Focus Renewable energy

10.01.2026

Renewables: staying put would cost Italy €137 billion.

The OIR 2025 Report shows that halting the transition would cost Italy 137 billion euros by 2050. Investing in renewables generates widespread economic and employment benefits.

The energy transition is no longer just a question of objectives, but of economic survival. According to the latest Annual Report from AGICI 's Renewable Energy Observatory (OIR) , presented in Milan, failure to achieve the targets set by the 2024 NECP would cost Italy €137 billion by 2050 , in addition to the potential loss of 342,000 jobs.

In recent years, our country has accelerated the spread of renewables, particularly photovoltaics, but the growth rate remains insufficient to reach the 131 GW target for 2030. With an estimated gap of 17 GW, the risk is that it will slow down not only decarbonization, but also national competitiveness and energy security.

 

The costs of "doing nothing": more emissions and less employment

Postponing the transition would increase dependence on fossil fuels and exacerbate the economic and environmental impacts. The study estimates that a slowdown in the sector would result in an additional 585 million tons of CO₂, along with the additional consumption of 233 billion cubic meters of natural gas, 10 million tons of fuel oil, and 700,000 tons of coal.

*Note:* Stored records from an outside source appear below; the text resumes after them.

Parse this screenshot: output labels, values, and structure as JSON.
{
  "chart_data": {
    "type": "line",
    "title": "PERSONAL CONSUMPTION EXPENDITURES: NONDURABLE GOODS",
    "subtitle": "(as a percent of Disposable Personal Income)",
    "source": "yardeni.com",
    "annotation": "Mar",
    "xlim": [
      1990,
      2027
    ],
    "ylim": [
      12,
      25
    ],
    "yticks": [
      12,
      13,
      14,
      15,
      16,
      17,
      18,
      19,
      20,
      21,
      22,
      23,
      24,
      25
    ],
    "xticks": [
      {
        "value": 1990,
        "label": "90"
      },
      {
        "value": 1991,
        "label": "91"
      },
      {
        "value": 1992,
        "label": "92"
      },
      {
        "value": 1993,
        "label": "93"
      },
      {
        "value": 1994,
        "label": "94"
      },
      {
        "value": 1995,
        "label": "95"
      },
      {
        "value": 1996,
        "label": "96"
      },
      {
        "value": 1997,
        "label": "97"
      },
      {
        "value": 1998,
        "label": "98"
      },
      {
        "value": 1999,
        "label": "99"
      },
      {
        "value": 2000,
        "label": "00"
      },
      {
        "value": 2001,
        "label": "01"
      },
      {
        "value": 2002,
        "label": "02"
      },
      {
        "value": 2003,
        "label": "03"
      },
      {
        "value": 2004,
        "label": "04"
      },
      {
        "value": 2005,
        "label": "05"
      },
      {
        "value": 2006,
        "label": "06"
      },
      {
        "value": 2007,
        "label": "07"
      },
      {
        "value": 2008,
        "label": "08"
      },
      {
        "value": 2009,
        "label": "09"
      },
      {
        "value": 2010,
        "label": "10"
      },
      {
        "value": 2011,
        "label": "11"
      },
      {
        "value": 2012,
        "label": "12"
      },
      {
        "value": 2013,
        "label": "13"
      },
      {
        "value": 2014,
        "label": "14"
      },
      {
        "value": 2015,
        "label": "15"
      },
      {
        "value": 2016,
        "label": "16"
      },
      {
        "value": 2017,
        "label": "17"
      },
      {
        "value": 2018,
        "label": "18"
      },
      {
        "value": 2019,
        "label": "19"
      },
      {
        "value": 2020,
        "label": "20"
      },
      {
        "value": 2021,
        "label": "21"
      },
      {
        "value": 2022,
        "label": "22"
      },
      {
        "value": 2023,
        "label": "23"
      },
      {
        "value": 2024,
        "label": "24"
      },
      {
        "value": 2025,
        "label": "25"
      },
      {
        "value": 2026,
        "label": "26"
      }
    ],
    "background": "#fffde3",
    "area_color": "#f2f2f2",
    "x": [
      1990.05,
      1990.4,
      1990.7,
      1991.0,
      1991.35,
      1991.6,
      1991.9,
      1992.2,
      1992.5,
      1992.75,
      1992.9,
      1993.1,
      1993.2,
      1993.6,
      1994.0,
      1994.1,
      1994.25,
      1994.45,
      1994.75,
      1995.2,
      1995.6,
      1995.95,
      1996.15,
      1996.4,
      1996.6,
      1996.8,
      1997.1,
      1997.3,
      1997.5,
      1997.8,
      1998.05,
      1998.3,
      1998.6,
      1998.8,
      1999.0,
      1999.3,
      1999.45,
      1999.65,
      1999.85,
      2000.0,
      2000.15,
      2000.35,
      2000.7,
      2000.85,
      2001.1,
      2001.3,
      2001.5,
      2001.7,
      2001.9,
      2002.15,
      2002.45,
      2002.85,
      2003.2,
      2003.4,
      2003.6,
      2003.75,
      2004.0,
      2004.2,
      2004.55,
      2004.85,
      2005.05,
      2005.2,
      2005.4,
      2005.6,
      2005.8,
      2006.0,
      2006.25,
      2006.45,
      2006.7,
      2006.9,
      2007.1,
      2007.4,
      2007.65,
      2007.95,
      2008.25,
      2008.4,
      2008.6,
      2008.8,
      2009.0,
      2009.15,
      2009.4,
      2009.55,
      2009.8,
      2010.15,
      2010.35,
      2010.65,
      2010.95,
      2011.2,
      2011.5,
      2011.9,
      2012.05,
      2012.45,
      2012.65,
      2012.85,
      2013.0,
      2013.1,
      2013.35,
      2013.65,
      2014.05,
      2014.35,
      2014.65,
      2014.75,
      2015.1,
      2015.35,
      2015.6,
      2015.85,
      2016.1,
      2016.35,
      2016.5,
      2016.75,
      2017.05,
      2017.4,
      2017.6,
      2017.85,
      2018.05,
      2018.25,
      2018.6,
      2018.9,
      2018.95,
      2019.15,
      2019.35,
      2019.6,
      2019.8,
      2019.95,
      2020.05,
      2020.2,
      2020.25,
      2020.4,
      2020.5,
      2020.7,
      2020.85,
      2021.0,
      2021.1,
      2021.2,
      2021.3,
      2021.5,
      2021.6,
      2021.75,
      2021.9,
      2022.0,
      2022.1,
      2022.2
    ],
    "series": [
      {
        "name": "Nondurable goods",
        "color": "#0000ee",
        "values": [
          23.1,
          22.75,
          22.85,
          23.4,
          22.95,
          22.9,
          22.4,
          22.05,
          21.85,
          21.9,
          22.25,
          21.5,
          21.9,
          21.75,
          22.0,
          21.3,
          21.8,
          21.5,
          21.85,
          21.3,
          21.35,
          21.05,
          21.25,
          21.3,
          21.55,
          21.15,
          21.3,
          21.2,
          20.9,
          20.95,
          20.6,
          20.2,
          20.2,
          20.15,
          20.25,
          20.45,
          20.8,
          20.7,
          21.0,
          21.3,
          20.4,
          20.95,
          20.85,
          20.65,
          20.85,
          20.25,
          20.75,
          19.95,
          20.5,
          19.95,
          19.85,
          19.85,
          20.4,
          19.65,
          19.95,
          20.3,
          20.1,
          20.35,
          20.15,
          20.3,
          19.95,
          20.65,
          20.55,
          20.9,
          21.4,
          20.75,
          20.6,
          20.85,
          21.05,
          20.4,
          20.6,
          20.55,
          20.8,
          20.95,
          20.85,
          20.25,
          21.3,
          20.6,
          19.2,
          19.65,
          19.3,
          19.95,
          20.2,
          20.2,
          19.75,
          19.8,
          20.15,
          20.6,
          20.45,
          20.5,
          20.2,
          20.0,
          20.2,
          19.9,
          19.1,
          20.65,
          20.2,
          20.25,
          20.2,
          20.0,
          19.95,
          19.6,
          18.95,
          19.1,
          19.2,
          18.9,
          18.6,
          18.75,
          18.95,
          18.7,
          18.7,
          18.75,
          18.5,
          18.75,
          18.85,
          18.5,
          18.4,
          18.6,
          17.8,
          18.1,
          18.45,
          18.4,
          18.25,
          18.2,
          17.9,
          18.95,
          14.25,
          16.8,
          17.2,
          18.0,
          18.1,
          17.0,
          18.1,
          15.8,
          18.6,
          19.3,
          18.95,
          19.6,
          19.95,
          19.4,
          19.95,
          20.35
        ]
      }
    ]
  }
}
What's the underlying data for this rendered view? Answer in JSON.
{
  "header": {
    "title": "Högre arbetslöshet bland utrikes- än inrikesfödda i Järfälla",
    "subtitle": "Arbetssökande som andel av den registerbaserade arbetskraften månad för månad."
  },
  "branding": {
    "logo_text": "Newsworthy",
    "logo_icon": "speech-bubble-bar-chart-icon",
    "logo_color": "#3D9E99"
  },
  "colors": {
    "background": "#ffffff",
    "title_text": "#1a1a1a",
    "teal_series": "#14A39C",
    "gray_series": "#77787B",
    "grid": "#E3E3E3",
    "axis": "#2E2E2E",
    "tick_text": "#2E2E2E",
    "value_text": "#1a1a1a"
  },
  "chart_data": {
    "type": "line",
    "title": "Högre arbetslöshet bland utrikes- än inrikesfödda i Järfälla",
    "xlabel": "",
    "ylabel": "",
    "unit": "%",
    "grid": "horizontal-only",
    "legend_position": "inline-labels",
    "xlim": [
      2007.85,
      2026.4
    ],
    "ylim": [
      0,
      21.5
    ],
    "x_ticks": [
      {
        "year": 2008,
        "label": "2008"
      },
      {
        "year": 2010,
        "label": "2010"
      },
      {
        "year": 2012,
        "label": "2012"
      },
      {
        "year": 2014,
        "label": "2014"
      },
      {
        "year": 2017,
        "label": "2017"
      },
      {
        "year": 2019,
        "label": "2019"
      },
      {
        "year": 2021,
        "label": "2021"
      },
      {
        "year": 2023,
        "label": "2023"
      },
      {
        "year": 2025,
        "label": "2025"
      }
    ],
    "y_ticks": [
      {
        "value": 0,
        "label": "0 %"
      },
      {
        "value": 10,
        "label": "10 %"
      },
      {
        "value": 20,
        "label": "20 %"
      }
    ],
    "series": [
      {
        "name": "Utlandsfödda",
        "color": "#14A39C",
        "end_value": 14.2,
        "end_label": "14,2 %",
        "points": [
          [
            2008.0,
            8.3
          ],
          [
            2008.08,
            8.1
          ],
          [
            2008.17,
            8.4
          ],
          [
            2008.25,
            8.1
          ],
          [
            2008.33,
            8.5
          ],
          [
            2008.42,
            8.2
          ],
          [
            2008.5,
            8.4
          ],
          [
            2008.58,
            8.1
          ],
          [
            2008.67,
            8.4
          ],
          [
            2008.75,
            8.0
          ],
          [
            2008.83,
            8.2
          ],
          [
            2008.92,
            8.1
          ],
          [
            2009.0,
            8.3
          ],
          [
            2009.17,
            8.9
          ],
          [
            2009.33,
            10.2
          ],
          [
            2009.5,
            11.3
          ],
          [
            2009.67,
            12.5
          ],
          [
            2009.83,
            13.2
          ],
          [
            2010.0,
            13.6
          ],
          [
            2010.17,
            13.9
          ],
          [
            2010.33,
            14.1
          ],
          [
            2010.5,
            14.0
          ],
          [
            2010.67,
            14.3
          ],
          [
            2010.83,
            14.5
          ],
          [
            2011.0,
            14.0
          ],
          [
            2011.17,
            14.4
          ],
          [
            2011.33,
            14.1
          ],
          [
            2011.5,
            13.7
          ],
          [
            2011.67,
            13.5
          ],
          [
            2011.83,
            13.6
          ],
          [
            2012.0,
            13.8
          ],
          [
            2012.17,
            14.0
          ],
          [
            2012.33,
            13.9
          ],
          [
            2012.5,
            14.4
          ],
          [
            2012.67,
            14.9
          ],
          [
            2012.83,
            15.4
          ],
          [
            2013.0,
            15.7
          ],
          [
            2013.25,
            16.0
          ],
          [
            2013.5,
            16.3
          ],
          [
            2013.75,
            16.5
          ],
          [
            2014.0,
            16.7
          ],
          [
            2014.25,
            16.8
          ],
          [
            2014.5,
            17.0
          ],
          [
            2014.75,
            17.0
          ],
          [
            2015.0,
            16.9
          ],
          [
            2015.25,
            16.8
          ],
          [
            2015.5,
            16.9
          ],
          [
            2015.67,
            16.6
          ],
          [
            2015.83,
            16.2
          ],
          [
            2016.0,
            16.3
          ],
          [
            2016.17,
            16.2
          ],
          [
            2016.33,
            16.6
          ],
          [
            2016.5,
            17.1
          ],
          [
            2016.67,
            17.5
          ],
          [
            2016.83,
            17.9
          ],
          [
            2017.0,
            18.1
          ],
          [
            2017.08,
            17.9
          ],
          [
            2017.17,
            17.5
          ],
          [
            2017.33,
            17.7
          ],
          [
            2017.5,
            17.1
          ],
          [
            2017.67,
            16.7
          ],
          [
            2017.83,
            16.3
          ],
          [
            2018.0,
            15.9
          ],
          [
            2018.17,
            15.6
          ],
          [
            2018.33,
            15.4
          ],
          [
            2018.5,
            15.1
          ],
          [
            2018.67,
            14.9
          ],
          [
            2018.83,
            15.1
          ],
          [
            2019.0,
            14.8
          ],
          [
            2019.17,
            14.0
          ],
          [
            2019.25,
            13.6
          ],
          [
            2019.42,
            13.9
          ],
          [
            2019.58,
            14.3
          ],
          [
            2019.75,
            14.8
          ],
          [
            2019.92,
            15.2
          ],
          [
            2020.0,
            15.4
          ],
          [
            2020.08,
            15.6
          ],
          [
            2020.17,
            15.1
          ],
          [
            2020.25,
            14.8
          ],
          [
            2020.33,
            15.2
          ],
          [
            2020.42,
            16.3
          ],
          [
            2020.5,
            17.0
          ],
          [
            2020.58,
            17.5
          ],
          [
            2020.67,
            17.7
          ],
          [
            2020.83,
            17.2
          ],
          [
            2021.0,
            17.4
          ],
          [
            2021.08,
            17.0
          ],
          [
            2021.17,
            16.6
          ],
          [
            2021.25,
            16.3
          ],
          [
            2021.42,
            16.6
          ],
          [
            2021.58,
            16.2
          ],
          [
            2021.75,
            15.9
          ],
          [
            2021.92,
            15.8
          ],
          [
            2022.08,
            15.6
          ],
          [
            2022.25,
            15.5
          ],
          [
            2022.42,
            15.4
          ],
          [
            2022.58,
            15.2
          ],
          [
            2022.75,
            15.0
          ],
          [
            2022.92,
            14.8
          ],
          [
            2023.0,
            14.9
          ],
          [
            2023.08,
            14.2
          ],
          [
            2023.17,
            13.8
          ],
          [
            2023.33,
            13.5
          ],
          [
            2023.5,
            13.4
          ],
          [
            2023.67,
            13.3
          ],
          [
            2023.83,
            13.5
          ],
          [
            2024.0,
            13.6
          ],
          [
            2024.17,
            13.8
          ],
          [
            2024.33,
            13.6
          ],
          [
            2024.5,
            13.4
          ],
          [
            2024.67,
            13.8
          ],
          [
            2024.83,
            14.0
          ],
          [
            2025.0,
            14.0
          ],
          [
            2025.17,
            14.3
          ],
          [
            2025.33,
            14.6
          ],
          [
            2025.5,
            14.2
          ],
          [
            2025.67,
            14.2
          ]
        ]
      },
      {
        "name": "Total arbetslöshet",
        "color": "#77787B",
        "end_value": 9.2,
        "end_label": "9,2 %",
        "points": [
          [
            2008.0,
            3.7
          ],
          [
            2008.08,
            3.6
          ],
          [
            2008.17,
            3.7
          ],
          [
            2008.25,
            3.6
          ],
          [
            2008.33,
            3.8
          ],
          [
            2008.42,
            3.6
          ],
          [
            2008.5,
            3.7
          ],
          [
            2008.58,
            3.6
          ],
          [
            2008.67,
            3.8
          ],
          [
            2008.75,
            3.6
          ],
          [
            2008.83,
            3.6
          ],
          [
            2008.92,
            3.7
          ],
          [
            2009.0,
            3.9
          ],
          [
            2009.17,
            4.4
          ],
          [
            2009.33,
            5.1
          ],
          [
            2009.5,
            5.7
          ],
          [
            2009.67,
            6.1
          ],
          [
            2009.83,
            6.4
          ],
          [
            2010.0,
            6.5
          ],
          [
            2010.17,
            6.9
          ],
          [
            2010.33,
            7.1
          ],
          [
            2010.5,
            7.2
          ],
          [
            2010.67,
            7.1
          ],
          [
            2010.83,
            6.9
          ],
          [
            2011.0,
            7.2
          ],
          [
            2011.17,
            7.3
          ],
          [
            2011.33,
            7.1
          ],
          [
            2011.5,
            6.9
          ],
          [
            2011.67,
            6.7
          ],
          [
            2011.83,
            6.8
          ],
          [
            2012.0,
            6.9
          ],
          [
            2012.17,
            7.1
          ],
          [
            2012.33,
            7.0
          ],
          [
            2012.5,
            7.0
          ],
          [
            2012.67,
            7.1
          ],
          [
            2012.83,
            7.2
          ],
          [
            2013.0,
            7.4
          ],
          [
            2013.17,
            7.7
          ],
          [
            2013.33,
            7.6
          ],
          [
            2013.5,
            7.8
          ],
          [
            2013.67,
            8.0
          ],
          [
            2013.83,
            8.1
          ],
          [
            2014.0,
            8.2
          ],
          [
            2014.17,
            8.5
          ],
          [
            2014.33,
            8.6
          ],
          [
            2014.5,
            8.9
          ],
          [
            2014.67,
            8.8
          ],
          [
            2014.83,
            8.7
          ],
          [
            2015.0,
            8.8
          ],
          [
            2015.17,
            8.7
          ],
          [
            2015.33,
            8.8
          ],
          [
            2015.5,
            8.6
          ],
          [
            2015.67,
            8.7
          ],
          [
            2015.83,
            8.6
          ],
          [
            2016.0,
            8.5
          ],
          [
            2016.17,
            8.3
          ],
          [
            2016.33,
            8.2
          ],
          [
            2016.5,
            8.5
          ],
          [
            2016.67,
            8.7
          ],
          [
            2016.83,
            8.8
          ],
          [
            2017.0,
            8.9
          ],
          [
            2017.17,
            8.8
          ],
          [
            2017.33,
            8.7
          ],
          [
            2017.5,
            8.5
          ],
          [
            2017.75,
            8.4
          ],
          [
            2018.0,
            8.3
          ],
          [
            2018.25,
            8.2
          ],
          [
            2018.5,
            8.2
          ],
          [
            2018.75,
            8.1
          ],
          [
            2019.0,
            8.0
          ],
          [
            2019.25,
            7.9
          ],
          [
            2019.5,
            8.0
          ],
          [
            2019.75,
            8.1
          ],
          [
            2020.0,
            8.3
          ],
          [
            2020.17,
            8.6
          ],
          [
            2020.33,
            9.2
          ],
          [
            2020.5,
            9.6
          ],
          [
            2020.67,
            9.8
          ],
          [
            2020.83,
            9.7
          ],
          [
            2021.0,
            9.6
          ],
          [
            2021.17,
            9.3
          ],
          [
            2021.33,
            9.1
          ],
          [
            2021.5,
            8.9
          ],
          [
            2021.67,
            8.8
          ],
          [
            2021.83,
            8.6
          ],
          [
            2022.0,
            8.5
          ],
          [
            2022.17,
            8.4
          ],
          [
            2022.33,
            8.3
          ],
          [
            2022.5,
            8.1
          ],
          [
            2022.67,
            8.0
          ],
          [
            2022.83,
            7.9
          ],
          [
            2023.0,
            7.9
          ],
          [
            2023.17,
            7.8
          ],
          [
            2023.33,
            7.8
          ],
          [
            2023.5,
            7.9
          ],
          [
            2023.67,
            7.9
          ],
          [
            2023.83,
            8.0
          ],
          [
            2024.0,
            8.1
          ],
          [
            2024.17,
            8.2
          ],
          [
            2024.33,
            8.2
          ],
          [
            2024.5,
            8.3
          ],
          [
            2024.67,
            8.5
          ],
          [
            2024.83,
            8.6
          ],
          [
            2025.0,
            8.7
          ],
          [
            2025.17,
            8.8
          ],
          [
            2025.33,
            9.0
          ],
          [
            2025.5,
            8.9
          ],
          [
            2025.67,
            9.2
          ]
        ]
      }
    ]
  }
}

Socially, the price of inaction is equally high: failing to push for renewables would put hundreds of thousands of jobs at risk, reducing growth opportunities in the very areas most in need of economic revival.

 

The opportunity of “doing”: economic and industrial benefits

If Italy were to meet its NECP targets, the overall benefits would exceed €162 billion by 2050.

The benefits would come from lower fossil fuel consumption (47%), reduced emissions (26%), more competitive energy prices (20%) and increased employment (6%).

With an additional investment of approximately €24 billion, the economic and environmental benefits would far outweigh the costs. The message is clear: investing in renewables is worthwhile, not only for sustainability but also for the country's energy and industrial balance.

 

A more stable system to attract investments

To fully realize this potential, clear rules, rapid authorization times, and coordinated national governance are needed. The lack of a stable regulatory framework continues to be a major obstacle for businesses and investors.

A coherent and predictable regulatory system is essential for fostering the growth of renewables, attracting capital, and consolidating a competitive and sustainable industrial supply chain.